Rural Intersection Safety for Autonomous and Connected Vehicles (CTS)

Principal Investigator

Co-Investigators

  • Brian Davis, Associate Director, Human Factors, Mechanical Engineering

Summary

Ensuring safety at intersections remains one of the most critical challenges in autonomous driving, given the complex interplay of vehicle trajectories, unpredictable behaviors of human drivers, and ambiguous right-of-way rules. This report investigates the use of Control Barrier Functions (CBFs) as a rigorous control strategy for guaranteeing collision-free behavior in such environments. Wireless information from the intersection on the trajectories of cross-traffic vehicles is assumed to be available. Through extensive testing in MATLAB and high-fidelity CARLA simulations, we demonstrate that CBF-based controllers can robustly enforce minimum distance constraints and adapt to dynamic cross-traffic conditions in real time.

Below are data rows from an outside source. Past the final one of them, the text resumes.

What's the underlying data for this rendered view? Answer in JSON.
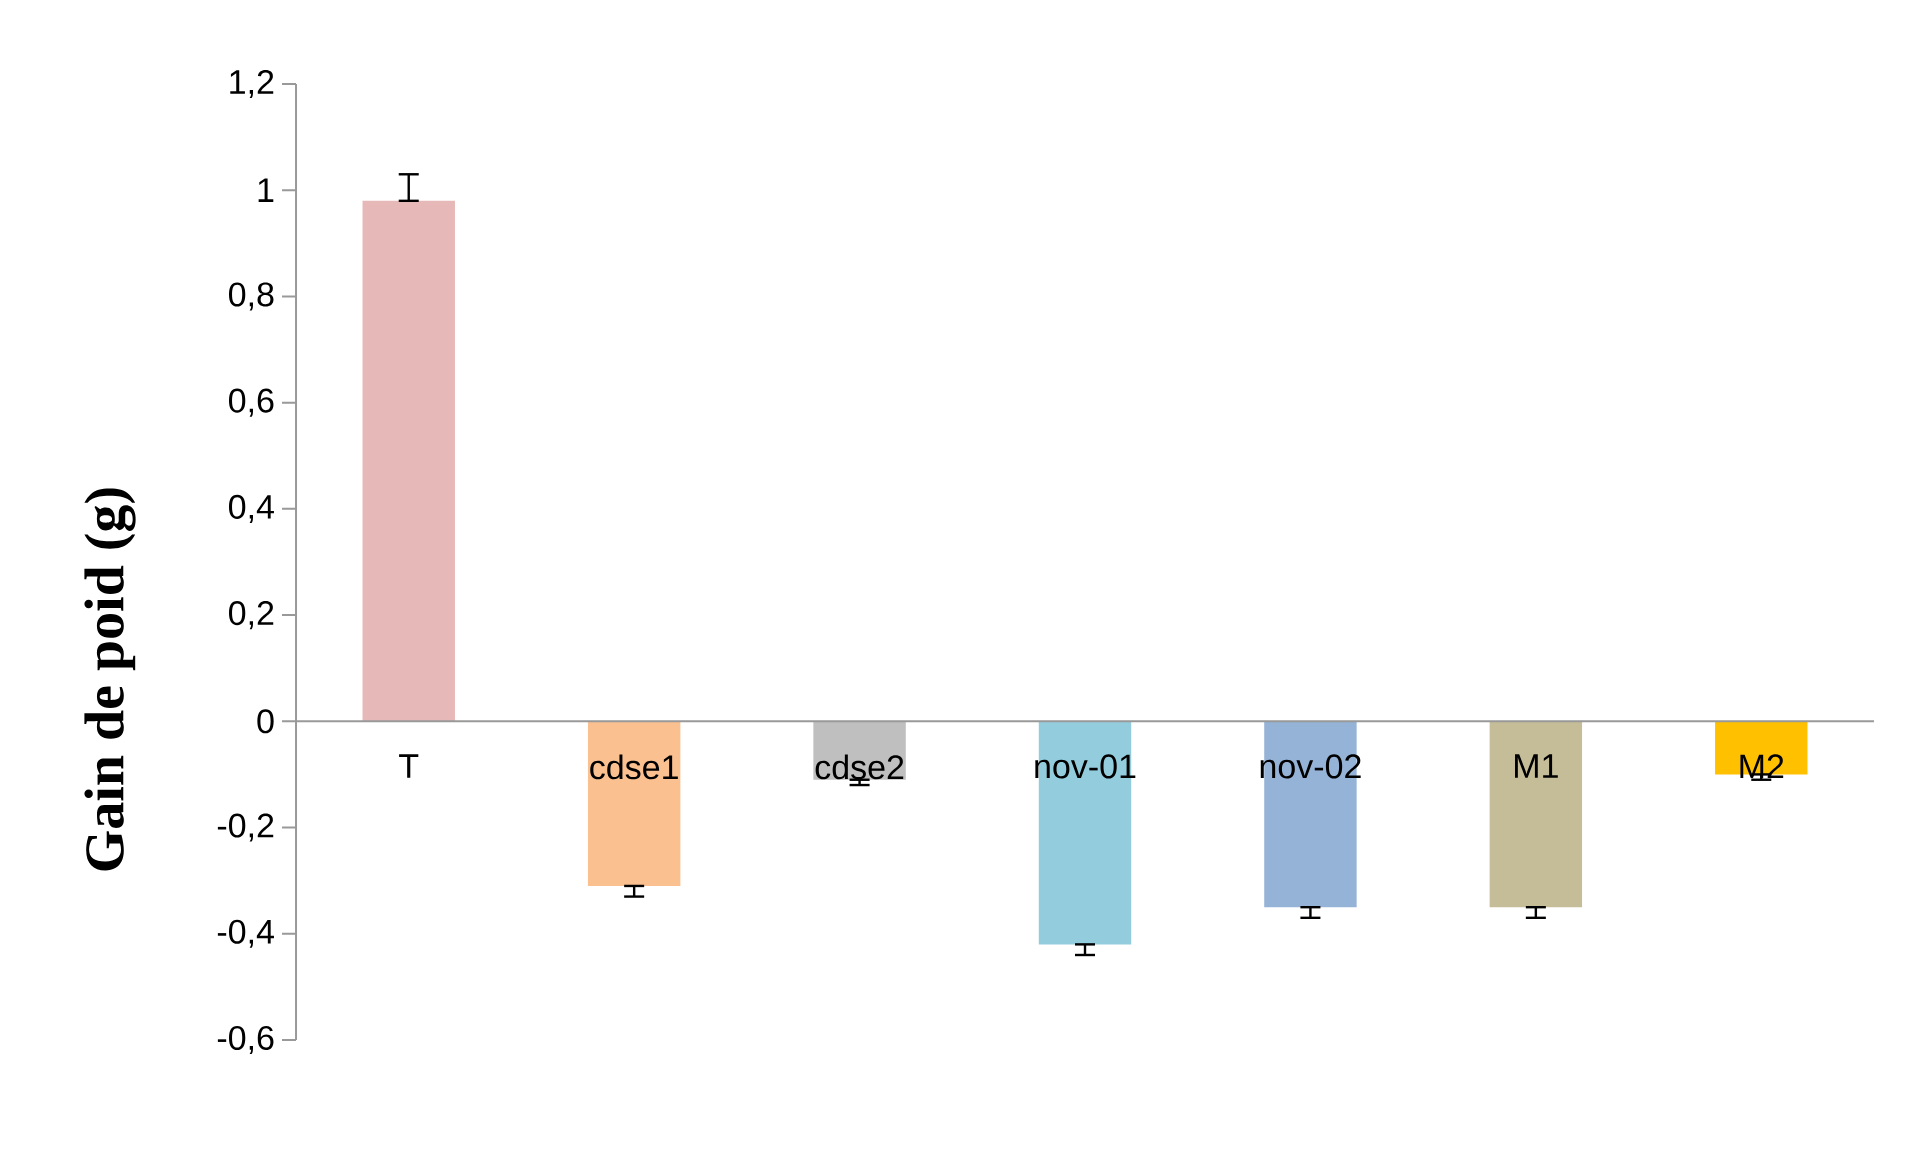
{
  "chart_data": {
    "type": "bar",
    "ylabel": "Gain de poid (g)",
    "categories": [
      "T",
      "cdse1",
      "cdse2",
      "nov-01",
      "nov-02",
      "M1",
      "M2"
    ],
    "values": [
      0.98,
      -0.31,
      -0.11,
      -0.42,
      -0.35,
      -0.35,
      -0.1
    ],
    "colors": [
      "#e6b8b7",
      "#fac090",
      "#bfbfbf",
      "#93cddd",
      "#95b3d7",
      "#c4bd97",
      "#ffc000"
    ],
    "errors": [
      [
        0.98,
        1.03
      ],
      [
        -0.33,
        -0.31
      ],
      [
        -0.12,
        -0.11
      ],
      [
        -0.44,
        -0.42
      ],
      [
        -0.37,
        -0.35
      ],
      [
        -0.37,
        -0.35
      ],
      [
        -0.11,
        -0.1
      ]
    ],
    "ylim": [
      -0.6,
      1.2
    ],
    "yticks": [
      {
        "value": -0.6,
        "label": "-0,6"
      },
      {
        "value": -0.4,
        "label": "-0,4"
      },
      {
        "value": -0.2,
        "label": "-0,2"
      },
      0,
      {
        "value": 0.2,
        "label": "0,2"
      },
      {
        "value": 0.4,
        "label": "0,4"
      },
      {
        "value": 0.6,
        "label": "0,6"
      },
      {
        "value": 0.8,
        "label": "0,8"
      },
      1,
      {
        "value": 1.2,
        "label": "1,2"
      }
    ]
  }
}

The core technical contributions of this work include the formulation of both reactive and predictive CBF models, implemented as Quadratic Programs (QPs) that modify nominal acceleration commands to maintain safety. These simulations account for measurement noise, uncertainty in cross-traffic behavior, and realistic sensing constraints.

To complement the simulation efforts, a real-world proof-of-concept was conducted using the MnCAV research vehicle equipped with GNSS-based position control and a radar-powered intersection monitoring unit that transmitted simplified intersection status updates via XBee radio modules. While the CBF controller was not deployed onboard during these field tests, the experiments served to validate system behavior under simplified intersection conditions and highlight the feasibility of infrastructure-assisted intersection safety.

This layered validation approach from simulation to experimental deployment offers a promising roadmap for advancing safety centric autonomous vehicle technologies at intersections.